TuSimple reported the accident to authorities and shut down its operations while investigating the cause, which the company attributed to human error when the computer system was rebooted improperly and the truck was given an old command to turn left. The company upgraded the system to eliminate the possibility of this error occurring again, CEO Xiaodi Hou said in an Aug. 2 earnings conference call. In seven years and more than 8 million miles of on-road testing, this is the only accident for which the TuSimple system has been responsible, Hou said.

The data that autonomous trucking companies provide needs to go beyond just reporting accidents to authorities. Statistics should include how many times and why the safety drivers grab the wheel and take over from the onboard computer, which is fed information from a combination of sensors such as cameras, radar and lidar. The argument against providing this data is that the decision to intervene is subjective and that some drivers are more skittish than others. That shouldn't matter. A clear, downward trendline of interventions — planned or unplanned — will show that safety drivers are gaining more confidence in the automated systems they are testing.

There are other hurdles for autonomous trucks. For one, California doesn't allow driverless operations for vehicles weighing more than 10,000 pounds. Both industry advocates, such as the newly formed Autonomous Vehicle Industry Association, and critics, including unions and safety groups, agree that the Transportation Department needs to set some rules. That regulation must perform a delicate balancing act to ensure the vehicles are safe while not smothering this nascent industry before it gets started.

Keep in mind that accidents involving driverless trucks are going to happen at some point — perhaps from a motorist cutting in front of the truck, a blown tire or a computer glitch. But they will most likely be involved in a fraction of the large-truck accidents that cause injuries or deaths; 159,000 people were injured in crashes in 2019, and 5,600 people were killed in 2021, according to NHTSA data. Otherwise, the robot-truck industry won't survive.

The rules also need to take into account that the trucking industry is dominated by small companies and owner-operators.
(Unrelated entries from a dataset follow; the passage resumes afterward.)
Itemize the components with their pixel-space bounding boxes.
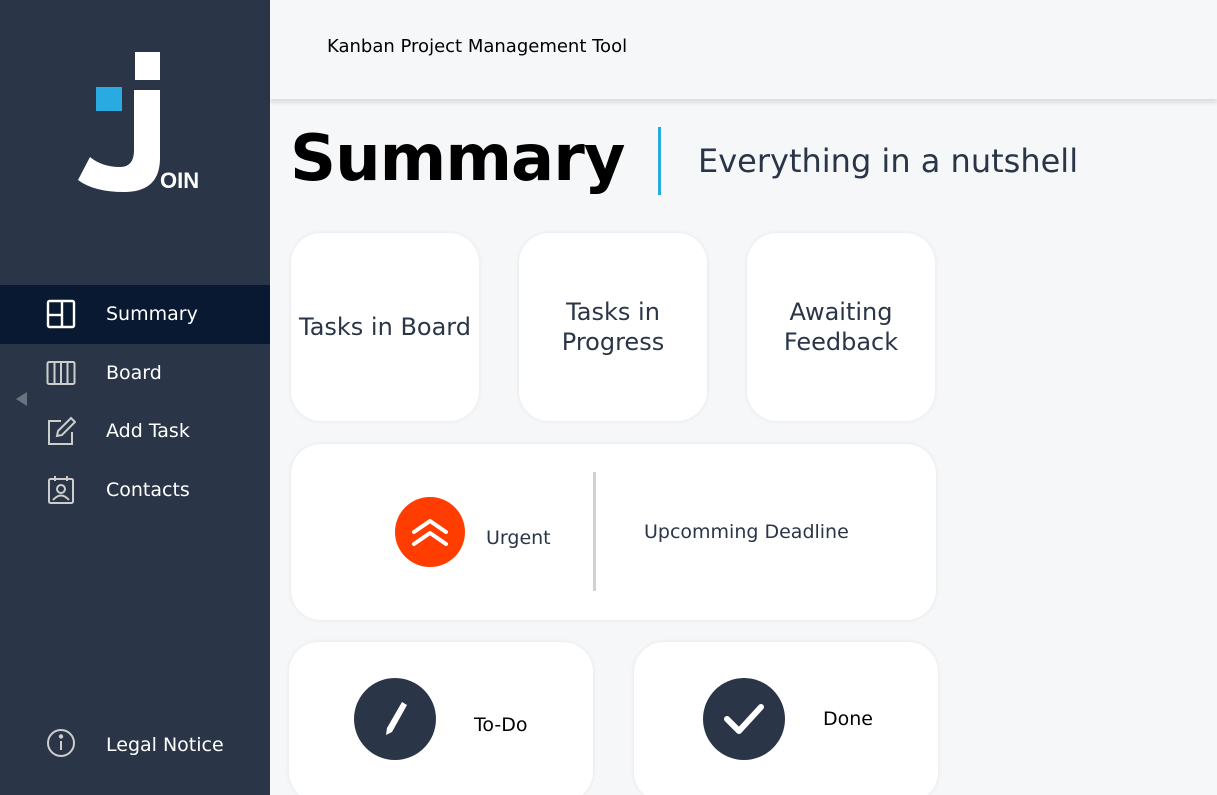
done-card[interactable]: Done — [634, 642, 938, 795]
header-title: Kanban Project Management Tool — [327, 36, 628, 57]
checkmark-icon — [703, 678, 785, 760]
sidebar: OIN Summary Board Add Task Contacts Lega… — [0, 0, 270, 795]
awaiting-feedback-label-2: Feedback — [783, 328, 899, 356]
legal-notice-link[interactable]: Legal Notice — [0, 716, 270, 774]
legal-notice-label: Legal Notice — [106, 734, 224, 756]
urgent-card[interactable]: Urgent Upcomming Deadline — [291, 444, 936, 620]
awaiting-feedback-label: Awaiting — [789, 298, 893, 326]
page-title: Summary — [290, 122, 625, 196]
todo-label: To-Do — [474, 714, 528, 736]
urgent-label: Urgent — [486, 527, 551, 549]
awaiting-feedback-card[interactable]: Awaiting Feedback — [747, 233, 935, 421]
sidebar-item-label: Summary — [106, 303, 198, 326]
summary-icon — [46, 299, 76, 329]
sidebar-item-add-task[interactable]: Add Task — [0, 402, 270, 461]
contacts-icon — [46, 475, 76, 505]
tasks-in-board-card[interactable]: Tasks in Board — [291, 233, 479, 421]
sidebar-item-summary[interactable]: Summary — [0, 285, 270, 344]
tasks-in-board-label: Tasks in Board — [299, 313, 471, 341]
sidebar-item-board[interactable]: Board — [0, 344, 270, 403]
sidebar-item-label: Board — [106, 361, 162, 384]
sidebar-item-label: Contacts — [106, 478, 190, 501]
sidebar-item-contacts[interactable]: Contacts — [0, 461, 270, 520]
title-divider — [658, 127, 661, 195]
info-icon — [46, 728, 76, 762]
board-icon — [46, 358, 76, 388]
done-label: Done — [823, 708, 873, 730]
tasks-in-progress-label: Tasks in — [566, 298, 660, 326]
tasks-in-progress-card[interactable]: Tasks in Progress — [519, 233, 707, 421]
pencil-icon — [354, 678, 436, 760]
page-subtitle: Everything in a nutshell — [698, 142, 1079, 180]
urgent-divider — [593, 472, 596, 591]
top-header: Kanban Project Management Tool — [270, 0, 1217, 99]
upcoming-deadline-label: Upcomming Deadline — [644, 521, 849, 543]
tasks-in-progress-label-2: Progress — [561, 328, 665, 356]
sidebar-item-label: Add Task — [106, 420, 190, 443]
urgent-priority-icon — [395, 497, 465, 567]
todo-card[interactable]: To-Do — [289, 642, 593, 795]
add-task-icon — [46, 416, 76, 446]
sidebar-nav: Summary Board Add Task Contacts — [0, 285, 270, 519]
logo-text: OIN — [160, 168, 200, 193]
There are almost 2 million freight motor carriers in the U.S., and more than half of them own just one truck, which they likely drive themselves. Only 5,600 of these motor carriers operate more than 100 trucks. It's important that autonomous-vehicle technology is also available to these small entrepreneurs. For now, most of the driverless-system developers have partnered with large companies, including UPS, FedEx and J.B. Hunt.

It will take some time, perhaps years, before autonomous trucks cut into the shortage of long-haul drivers. To pave the way, transparency on how these companies' technologies are performing will generate public confidence that, instead of being a threat, these trucks will actually be much safer and can handle the job of moving freight across the country.

Thomas Black is a Bloomberg Opinion columnist covering logistics and manufacturing. Previously, he covered U.S. industrial and transportation companies and Mexico's industry, economy and government.